L'avantage serait d'avoir un système un peu plus sexy, robuste et intègre qu'Ubuntu et de bénéficier des ebuilds au lieu des binaires Ubuntu.

J'ai longtemps utilisé Cygwin car c'était la seule façon d'avoir du sshd sur un Windows ...

... et puis Microsoft vient de rejoindre la Linux foundation. http://www.numerama.com/tech/209271-microsoft-vient-de-rejoindre-la-linux-foundation.html  :Smile: 

----------

## brokenHeart

C'est pas dans la poche ^^ 

Tout est installé (vu d'un utilisateur windows) dans %localappdata%\lxss

... je ne suis pas seul à vouloir essayer ça   :Smile: 

https://wpdev.uservoice.com/forums/266908-command-prompt-console-bash-on-ubuntu-on-windo/suggestions/13393674-add-support-for-other-meta-distributions-gentoo (des gens inscrits à "insider" : beta users)

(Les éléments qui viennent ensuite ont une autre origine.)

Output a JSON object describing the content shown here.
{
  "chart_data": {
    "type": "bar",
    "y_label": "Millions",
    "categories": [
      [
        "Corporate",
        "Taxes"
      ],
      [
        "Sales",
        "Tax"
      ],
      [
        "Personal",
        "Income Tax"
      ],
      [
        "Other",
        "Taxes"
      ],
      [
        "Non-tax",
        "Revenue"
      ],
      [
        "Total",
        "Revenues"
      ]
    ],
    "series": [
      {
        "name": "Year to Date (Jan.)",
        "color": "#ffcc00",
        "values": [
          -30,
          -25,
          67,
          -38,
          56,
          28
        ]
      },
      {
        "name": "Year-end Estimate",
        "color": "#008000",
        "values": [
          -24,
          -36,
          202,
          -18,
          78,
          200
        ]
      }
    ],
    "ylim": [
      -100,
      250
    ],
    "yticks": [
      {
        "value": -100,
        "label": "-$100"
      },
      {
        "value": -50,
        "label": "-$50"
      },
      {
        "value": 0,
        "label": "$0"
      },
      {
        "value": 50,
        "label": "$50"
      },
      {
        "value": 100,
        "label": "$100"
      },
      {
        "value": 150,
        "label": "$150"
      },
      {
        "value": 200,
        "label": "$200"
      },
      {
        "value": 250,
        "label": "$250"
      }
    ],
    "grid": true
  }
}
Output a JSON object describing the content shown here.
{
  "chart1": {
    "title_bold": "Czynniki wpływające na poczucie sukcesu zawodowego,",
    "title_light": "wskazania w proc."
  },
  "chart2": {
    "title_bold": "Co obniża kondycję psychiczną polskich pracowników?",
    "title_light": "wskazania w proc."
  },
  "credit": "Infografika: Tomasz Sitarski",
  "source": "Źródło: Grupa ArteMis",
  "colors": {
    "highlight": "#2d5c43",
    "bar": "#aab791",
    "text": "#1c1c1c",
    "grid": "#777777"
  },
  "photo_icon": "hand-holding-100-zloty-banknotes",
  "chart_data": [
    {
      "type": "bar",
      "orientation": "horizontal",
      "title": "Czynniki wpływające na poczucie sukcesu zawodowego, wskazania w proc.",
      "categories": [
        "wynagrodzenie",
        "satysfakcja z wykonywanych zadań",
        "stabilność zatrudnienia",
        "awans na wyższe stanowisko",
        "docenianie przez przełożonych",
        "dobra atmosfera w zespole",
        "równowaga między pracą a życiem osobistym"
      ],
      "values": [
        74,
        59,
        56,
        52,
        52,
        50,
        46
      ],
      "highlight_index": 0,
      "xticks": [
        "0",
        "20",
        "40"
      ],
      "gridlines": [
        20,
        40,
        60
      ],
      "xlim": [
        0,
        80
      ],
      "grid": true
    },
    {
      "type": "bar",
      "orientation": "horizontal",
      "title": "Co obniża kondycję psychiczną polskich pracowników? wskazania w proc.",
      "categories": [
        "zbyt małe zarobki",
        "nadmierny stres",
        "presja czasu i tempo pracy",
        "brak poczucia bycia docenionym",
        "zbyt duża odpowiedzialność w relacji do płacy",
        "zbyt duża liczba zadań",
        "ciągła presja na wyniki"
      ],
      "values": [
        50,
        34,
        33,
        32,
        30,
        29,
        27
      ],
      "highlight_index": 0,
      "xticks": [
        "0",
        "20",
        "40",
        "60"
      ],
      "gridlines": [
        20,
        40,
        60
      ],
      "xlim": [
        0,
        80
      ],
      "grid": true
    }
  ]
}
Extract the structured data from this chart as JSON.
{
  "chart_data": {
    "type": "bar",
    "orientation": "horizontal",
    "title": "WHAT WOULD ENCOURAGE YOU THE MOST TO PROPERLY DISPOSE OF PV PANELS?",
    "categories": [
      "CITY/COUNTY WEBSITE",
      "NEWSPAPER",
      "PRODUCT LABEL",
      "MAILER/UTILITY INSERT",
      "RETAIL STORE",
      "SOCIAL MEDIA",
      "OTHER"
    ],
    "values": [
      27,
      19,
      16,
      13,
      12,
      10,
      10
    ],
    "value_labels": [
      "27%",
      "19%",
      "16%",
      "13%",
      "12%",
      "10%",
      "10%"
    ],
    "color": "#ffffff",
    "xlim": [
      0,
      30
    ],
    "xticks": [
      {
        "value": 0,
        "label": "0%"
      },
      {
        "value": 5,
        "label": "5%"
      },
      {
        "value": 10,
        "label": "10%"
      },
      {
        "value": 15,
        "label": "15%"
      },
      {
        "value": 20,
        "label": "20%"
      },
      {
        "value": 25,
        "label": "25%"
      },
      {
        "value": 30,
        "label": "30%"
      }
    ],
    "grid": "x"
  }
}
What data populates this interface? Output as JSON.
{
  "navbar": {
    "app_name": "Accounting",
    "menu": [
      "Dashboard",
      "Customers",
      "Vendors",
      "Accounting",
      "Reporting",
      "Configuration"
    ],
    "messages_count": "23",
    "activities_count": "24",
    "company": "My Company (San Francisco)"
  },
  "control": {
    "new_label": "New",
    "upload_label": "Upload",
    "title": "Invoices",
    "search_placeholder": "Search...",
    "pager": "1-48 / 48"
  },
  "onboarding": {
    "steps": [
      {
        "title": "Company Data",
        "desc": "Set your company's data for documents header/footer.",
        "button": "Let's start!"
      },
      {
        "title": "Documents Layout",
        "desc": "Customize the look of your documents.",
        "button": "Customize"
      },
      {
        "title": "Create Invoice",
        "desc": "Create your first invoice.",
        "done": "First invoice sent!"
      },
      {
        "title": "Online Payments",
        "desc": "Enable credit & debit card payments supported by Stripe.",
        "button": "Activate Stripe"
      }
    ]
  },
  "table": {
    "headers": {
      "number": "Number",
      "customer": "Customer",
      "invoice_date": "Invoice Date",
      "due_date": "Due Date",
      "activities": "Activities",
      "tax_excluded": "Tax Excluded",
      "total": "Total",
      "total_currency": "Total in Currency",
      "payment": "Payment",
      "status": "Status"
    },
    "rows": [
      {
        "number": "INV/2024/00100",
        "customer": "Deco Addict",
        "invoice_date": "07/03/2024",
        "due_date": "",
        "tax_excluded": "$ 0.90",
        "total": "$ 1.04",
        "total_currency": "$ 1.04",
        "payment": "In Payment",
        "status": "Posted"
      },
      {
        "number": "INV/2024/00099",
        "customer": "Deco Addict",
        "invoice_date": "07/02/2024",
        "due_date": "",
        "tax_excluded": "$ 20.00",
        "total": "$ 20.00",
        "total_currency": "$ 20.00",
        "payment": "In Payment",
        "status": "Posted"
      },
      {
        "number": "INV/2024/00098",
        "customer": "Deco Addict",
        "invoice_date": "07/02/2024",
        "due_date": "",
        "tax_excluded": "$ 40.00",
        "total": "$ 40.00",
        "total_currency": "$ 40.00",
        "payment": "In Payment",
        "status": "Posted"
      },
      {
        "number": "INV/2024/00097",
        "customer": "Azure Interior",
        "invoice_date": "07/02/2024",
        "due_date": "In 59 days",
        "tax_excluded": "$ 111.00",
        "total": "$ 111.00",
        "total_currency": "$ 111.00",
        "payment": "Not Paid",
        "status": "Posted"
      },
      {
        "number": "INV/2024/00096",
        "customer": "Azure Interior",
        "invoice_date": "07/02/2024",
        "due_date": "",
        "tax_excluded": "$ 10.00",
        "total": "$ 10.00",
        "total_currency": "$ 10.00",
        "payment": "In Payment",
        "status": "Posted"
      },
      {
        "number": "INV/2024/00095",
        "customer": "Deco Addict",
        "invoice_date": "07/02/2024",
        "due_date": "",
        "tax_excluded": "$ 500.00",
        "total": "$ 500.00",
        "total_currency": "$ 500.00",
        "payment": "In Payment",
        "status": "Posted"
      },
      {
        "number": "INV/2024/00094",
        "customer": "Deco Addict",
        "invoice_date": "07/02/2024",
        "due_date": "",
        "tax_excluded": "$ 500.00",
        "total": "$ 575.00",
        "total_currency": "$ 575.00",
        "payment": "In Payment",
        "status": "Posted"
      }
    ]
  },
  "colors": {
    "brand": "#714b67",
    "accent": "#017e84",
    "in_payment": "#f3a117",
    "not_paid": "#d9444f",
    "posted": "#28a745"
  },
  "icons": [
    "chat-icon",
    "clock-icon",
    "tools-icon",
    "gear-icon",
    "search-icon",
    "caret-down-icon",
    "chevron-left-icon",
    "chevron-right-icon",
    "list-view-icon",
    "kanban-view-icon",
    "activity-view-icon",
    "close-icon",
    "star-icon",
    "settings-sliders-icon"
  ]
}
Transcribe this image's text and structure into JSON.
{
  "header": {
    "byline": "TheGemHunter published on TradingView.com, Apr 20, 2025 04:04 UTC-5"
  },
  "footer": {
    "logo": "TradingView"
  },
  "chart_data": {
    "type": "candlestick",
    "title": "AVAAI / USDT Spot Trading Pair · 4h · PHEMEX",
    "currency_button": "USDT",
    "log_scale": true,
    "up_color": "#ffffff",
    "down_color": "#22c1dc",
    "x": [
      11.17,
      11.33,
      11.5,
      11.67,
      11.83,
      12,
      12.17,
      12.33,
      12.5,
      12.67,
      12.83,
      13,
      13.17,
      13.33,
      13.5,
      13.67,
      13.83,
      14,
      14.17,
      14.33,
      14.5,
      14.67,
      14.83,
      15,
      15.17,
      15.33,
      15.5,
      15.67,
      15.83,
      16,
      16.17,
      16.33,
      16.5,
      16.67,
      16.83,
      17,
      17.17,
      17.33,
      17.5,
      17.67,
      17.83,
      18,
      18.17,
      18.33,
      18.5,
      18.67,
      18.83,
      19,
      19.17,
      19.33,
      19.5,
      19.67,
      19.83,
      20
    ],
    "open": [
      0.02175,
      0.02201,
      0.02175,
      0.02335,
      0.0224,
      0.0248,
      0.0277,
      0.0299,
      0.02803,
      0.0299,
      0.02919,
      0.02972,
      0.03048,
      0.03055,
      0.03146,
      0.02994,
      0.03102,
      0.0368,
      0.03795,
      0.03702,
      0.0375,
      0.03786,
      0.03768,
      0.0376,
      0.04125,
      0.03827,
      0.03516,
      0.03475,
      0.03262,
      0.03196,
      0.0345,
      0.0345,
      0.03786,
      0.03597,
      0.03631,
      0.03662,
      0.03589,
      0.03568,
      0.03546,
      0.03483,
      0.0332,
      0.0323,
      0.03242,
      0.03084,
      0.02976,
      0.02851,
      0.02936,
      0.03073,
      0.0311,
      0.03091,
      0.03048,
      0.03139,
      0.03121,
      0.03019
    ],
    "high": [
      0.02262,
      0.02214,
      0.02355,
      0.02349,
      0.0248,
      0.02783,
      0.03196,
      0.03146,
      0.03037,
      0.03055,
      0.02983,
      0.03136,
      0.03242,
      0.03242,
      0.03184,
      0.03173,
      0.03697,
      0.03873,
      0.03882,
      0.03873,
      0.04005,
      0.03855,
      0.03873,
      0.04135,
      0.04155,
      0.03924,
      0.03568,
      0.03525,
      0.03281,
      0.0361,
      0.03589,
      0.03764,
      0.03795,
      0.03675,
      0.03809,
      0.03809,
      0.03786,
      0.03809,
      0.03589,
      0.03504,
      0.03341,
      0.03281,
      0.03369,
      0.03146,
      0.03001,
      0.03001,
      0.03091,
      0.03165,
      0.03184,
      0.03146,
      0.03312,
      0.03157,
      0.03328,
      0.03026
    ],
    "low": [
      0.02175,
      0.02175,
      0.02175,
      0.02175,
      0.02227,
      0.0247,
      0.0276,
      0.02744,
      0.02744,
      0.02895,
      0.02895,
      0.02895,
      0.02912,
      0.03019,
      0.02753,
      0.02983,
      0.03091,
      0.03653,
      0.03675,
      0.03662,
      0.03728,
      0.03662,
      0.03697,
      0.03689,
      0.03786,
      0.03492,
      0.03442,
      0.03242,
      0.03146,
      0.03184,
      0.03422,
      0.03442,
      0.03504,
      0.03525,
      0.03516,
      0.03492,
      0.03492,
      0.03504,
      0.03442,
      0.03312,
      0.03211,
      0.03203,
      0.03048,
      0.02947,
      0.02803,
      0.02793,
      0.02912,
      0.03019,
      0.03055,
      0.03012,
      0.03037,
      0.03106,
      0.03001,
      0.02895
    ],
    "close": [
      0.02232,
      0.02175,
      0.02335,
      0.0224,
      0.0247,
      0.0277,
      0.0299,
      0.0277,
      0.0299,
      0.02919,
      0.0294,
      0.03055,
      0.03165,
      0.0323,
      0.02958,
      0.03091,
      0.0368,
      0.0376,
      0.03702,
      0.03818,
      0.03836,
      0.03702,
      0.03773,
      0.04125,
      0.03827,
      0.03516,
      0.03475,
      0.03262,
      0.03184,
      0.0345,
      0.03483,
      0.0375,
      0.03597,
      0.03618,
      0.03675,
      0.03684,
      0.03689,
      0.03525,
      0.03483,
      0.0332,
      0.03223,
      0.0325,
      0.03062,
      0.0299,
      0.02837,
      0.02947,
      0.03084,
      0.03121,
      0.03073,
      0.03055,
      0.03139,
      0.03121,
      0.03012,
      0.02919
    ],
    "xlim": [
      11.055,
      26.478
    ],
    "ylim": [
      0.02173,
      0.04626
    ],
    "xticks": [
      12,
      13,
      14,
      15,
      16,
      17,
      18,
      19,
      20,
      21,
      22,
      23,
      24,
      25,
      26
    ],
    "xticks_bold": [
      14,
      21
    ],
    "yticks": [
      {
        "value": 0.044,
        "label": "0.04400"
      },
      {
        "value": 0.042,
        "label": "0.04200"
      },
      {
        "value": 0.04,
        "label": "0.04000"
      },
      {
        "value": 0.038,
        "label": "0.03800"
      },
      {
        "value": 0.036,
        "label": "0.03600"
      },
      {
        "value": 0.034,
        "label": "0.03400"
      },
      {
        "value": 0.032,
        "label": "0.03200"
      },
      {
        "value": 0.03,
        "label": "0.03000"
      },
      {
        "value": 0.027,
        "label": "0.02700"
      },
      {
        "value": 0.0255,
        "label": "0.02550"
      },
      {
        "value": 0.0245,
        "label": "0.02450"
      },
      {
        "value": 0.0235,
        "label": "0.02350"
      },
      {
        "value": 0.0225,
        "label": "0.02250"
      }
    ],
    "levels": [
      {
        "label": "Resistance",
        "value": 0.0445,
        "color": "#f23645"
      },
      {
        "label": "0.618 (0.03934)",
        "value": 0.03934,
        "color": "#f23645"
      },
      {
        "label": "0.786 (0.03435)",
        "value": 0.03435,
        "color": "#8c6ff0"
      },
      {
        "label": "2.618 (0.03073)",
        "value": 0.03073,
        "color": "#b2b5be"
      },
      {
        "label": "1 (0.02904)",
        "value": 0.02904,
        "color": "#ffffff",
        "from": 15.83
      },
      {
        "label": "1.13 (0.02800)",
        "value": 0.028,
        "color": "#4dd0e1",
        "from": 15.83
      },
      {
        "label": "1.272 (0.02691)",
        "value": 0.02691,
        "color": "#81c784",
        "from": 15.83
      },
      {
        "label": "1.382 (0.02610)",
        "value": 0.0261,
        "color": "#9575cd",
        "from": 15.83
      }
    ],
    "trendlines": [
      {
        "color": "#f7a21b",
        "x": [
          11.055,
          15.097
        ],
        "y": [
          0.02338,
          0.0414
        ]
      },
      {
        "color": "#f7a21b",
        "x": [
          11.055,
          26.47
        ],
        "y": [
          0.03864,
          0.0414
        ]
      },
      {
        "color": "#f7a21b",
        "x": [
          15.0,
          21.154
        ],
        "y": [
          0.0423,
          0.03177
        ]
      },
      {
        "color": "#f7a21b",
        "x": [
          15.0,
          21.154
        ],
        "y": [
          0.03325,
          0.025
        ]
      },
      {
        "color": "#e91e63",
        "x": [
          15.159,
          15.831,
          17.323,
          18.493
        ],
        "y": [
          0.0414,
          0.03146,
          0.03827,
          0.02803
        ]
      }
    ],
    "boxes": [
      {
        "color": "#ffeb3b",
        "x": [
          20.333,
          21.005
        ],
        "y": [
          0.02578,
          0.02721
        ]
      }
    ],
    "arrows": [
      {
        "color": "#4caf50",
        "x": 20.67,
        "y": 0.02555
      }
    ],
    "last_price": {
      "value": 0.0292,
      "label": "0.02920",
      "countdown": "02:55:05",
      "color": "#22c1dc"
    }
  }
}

Ils ont eu + ou - les mêmes problèmes que moi :

1er problème : lors du détarage du stage3 les attributs étendus (--xattrs) ne sont pas bien gérés

PS: dans les version plus récentes de WSL (comme celles proposée aux insiders) de nombreuses améliorations du filesystem ont été apporté dont les fonctions relatives a XATTR.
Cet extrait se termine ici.